Flooded wells increase the likelihood of cholera outbreaks, as do the absence of latrines in many regions, forcing people to defecate in the bush. But other factors also contribute. Alexis Bahati, medical team leader for MSF in Bokoro, explains: “Cholera is seasonal in Chad, and bigger outbreaks come in cycles. The fact that more people are getting sick with cholera now is probably related to the fact that the heavy rains and floods hit a population that was already weakened. There have been recent outbreaks of measles and high levels of malnutrition, so people’s immune systems are low—a typical scenario for cholera outbreaks.”

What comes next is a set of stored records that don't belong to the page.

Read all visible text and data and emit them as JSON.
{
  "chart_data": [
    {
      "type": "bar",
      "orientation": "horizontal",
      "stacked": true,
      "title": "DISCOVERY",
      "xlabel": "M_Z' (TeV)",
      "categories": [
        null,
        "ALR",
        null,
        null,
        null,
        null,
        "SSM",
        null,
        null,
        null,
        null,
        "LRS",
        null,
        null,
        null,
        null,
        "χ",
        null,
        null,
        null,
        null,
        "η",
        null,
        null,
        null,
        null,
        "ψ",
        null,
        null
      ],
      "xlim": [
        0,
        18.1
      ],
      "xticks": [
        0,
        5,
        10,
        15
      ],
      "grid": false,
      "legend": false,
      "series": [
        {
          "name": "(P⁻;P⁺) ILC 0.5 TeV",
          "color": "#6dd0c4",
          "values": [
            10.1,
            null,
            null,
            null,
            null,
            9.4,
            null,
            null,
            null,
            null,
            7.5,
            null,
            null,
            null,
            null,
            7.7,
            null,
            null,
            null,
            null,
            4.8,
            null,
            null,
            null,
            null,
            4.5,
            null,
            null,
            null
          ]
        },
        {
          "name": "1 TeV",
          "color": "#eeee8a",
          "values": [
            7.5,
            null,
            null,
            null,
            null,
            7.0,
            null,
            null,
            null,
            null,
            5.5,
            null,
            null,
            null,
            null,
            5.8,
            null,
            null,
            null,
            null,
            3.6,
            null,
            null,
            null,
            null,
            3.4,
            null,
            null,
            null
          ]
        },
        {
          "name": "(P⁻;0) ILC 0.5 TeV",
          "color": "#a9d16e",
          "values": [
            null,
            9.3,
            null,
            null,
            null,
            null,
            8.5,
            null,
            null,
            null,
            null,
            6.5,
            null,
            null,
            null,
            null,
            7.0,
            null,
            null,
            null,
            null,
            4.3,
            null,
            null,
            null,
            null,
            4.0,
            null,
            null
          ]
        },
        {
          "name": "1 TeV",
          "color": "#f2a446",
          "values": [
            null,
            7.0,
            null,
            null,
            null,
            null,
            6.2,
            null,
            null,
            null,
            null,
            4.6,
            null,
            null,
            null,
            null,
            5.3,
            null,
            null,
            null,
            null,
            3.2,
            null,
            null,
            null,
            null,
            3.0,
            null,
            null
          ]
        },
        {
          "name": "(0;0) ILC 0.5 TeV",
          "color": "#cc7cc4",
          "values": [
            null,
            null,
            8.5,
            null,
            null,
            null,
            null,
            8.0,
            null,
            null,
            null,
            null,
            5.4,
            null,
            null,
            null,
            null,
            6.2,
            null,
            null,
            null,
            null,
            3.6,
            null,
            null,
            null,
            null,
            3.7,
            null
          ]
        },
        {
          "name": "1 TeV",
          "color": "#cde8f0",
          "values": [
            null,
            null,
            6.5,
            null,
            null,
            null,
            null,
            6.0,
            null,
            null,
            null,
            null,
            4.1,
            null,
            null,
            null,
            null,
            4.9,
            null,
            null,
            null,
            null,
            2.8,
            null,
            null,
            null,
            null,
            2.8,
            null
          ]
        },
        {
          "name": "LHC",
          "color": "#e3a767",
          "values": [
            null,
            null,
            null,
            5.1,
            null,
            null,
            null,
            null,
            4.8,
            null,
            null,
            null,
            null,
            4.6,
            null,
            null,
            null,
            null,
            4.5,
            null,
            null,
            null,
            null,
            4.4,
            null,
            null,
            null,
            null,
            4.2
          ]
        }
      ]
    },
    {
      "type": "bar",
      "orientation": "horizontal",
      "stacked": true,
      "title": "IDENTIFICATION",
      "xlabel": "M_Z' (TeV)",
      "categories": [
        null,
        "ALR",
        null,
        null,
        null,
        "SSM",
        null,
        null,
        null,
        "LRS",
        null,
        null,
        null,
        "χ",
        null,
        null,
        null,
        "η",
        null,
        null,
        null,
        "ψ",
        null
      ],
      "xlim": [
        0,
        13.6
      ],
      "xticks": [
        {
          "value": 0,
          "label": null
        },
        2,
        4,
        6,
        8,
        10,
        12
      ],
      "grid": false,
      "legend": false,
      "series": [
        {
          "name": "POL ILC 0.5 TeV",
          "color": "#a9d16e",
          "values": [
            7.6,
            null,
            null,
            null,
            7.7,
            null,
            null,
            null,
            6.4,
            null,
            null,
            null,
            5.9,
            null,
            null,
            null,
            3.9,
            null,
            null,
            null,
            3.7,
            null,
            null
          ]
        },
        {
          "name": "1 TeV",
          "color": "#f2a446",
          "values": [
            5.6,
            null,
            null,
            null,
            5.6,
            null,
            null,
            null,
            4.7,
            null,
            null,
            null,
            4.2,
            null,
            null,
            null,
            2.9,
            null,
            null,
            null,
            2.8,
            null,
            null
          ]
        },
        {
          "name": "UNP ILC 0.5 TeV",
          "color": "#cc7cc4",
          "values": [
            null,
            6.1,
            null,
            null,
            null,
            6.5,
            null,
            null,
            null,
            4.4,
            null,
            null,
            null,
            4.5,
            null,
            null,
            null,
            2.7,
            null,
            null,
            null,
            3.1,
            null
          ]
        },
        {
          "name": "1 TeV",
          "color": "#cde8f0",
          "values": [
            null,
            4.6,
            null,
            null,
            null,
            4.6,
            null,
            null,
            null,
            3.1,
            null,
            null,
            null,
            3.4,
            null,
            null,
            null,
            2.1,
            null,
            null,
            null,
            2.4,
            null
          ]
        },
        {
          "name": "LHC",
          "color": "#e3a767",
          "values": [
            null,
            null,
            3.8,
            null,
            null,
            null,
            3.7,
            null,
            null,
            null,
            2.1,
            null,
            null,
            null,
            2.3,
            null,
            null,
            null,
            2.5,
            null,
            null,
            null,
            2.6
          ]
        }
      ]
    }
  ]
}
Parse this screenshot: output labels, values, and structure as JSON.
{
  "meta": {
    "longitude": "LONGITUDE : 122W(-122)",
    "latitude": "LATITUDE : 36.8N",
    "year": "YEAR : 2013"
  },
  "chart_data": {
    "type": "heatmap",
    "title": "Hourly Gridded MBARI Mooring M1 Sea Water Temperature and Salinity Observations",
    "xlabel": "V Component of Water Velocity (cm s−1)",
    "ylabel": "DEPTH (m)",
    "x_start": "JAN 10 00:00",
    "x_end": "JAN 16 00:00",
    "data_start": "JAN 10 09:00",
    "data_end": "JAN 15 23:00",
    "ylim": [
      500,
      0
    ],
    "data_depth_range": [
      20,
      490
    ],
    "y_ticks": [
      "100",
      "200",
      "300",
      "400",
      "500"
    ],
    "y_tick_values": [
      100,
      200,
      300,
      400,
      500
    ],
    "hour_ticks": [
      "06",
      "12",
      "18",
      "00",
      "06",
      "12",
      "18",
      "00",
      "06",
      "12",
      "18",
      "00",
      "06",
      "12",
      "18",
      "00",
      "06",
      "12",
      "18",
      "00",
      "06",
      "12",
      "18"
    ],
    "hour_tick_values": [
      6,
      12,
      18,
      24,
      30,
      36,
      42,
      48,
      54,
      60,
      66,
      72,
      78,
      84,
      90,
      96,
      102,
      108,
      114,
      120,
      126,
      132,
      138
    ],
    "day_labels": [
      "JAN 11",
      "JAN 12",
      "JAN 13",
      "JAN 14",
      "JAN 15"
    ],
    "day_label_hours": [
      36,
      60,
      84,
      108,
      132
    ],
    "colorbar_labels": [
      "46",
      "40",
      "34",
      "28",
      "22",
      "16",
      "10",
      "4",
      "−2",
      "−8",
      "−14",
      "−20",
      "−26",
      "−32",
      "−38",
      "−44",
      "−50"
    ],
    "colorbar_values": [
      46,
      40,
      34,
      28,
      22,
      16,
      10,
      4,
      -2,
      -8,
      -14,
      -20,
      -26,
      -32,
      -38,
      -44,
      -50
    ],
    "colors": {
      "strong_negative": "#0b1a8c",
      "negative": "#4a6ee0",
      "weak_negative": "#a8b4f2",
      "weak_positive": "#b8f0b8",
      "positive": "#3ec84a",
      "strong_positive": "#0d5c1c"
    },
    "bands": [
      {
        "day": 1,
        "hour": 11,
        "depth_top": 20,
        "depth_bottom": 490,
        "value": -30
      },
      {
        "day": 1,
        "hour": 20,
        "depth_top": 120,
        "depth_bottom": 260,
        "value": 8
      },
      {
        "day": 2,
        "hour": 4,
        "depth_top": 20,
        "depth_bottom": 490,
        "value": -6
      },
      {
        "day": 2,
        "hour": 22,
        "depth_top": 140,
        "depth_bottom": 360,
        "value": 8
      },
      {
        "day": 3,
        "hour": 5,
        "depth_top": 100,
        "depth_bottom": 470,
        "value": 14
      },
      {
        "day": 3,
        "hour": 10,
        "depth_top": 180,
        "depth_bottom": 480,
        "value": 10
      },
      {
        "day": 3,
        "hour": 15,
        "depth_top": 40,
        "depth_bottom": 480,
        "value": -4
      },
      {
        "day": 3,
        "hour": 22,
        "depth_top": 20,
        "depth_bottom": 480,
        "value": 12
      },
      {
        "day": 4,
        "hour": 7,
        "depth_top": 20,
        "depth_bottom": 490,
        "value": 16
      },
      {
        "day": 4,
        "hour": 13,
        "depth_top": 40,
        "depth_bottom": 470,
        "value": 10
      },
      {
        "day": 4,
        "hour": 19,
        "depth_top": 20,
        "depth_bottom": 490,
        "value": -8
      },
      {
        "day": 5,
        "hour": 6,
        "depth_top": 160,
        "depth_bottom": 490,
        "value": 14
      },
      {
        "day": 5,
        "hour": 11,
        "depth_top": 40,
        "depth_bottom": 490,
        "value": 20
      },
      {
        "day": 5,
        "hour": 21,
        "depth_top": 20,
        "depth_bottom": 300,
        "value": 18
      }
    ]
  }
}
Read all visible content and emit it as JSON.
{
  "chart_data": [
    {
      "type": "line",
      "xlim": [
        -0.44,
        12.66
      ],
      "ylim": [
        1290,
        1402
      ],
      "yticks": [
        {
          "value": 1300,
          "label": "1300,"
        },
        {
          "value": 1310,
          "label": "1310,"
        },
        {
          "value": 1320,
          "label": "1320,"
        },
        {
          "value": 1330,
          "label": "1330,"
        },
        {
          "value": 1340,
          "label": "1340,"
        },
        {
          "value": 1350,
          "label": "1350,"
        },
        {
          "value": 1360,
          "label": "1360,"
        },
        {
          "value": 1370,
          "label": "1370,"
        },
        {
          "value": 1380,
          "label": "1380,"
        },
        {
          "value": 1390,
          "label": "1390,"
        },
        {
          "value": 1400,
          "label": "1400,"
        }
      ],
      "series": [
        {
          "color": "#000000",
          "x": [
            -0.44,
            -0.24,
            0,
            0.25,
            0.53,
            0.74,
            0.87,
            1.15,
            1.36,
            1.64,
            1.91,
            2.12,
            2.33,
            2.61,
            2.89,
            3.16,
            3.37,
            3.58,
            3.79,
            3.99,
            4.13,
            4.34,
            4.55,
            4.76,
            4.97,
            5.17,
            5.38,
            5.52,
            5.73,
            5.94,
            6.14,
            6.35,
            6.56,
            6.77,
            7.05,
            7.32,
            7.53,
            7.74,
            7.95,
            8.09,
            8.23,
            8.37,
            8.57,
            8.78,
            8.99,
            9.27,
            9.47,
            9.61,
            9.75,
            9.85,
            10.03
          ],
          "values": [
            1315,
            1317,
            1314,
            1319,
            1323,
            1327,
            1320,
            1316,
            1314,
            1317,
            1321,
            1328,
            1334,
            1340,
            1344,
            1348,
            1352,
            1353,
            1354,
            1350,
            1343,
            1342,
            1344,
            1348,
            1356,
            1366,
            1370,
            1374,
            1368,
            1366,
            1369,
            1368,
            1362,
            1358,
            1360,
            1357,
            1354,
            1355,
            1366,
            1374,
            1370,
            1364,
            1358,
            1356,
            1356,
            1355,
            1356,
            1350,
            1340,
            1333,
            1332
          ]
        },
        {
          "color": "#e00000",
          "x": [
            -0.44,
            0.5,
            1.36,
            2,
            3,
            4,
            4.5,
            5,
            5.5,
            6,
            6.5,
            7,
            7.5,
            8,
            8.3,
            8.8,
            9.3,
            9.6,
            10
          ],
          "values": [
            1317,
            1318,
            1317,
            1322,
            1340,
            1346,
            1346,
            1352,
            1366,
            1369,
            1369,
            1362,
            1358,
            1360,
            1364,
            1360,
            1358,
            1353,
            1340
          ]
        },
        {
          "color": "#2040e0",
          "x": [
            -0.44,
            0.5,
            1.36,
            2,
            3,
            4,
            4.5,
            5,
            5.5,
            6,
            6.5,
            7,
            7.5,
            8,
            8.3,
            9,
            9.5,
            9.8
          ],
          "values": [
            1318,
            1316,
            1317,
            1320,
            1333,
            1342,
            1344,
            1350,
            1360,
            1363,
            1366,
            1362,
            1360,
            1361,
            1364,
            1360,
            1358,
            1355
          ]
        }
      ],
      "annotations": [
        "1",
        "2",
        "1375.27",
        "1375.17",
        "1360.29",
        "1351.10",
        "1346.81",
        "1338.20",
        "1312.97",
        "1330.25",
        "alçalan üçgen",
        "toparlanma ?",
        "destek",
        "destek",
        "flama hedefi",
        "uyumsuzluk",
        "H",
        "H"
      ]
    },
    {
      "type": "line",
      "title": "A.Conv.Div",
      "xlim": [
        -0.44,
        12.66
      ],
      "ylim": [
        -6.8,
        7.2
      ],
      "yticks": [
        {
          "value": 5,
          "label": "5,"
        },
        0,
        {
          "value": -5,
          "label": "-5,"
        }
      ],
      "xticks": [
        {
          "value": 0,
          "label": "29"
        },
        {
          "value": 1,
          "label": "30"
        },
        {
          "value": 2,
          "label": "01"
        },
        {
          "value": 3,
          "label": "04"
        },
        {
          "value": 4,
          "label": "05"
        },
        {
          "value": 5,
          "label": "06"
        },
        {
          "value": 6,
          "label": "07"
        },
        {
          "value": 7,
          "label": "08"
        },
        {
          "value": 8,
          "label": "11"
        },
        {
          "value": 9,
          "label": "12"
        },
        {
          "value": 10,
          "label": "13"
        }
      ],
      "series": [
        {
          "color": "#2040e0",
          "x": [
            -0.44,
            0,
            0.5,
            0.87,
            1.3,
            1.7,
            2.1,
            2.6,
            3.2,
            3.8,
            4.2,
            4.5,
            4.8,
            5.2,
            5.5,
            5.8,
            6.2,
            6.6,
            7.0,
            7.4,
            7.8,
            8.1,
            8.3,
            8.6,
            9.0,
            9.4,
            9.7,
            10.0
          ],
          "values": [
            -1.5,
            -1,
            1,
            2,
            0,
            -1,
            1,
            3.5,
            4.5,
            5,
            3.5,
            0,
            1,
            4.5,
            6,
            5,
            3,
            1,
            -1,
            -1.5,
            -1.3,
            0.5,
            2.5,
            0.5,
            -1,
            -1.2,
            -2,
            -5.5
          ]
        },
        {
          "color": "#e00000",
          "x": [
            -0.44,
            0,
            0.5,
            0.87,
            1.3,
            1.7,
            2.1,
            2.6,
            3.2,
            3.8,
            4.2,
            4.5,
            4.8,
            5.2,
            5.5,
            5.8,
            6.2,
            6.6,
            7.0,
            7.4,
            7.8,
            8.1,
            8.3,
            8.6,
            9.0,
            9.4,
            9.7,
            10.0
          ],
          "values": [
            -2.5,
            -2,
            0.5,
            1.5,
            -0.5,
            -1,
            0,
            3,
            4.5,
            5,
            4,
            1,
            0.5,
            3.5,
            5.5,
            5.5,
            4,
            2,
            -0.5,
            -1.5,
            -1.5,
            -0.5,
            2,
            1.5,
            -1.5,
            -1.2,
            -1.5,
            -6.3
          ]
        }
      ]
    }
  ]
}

The nutritional situation has still not stabilized. “Our biggest concern for the coming months is that the so-called ‘hunger-gap’—the precarious time after last year’s food stocks are consumed and before the new harvest comes in—is going to be longer than usual,” says Niragira. To date, MSF teams have treated more than 27,000 malnourished children, about 21,743 of who were severely malnourished, and numbers are not expected to go down in the coming weeks.

Currently MSF is running feeding programs in the Hadjer Lamis, Batha, Guéra Chari Baguirmi, Ouaddai, and Salamat  regions of Chad,  as well as in the capital N’Djamena. Approximately 27,666 malnourished children have been admitted to MSF feeding programs since the beginning of the year.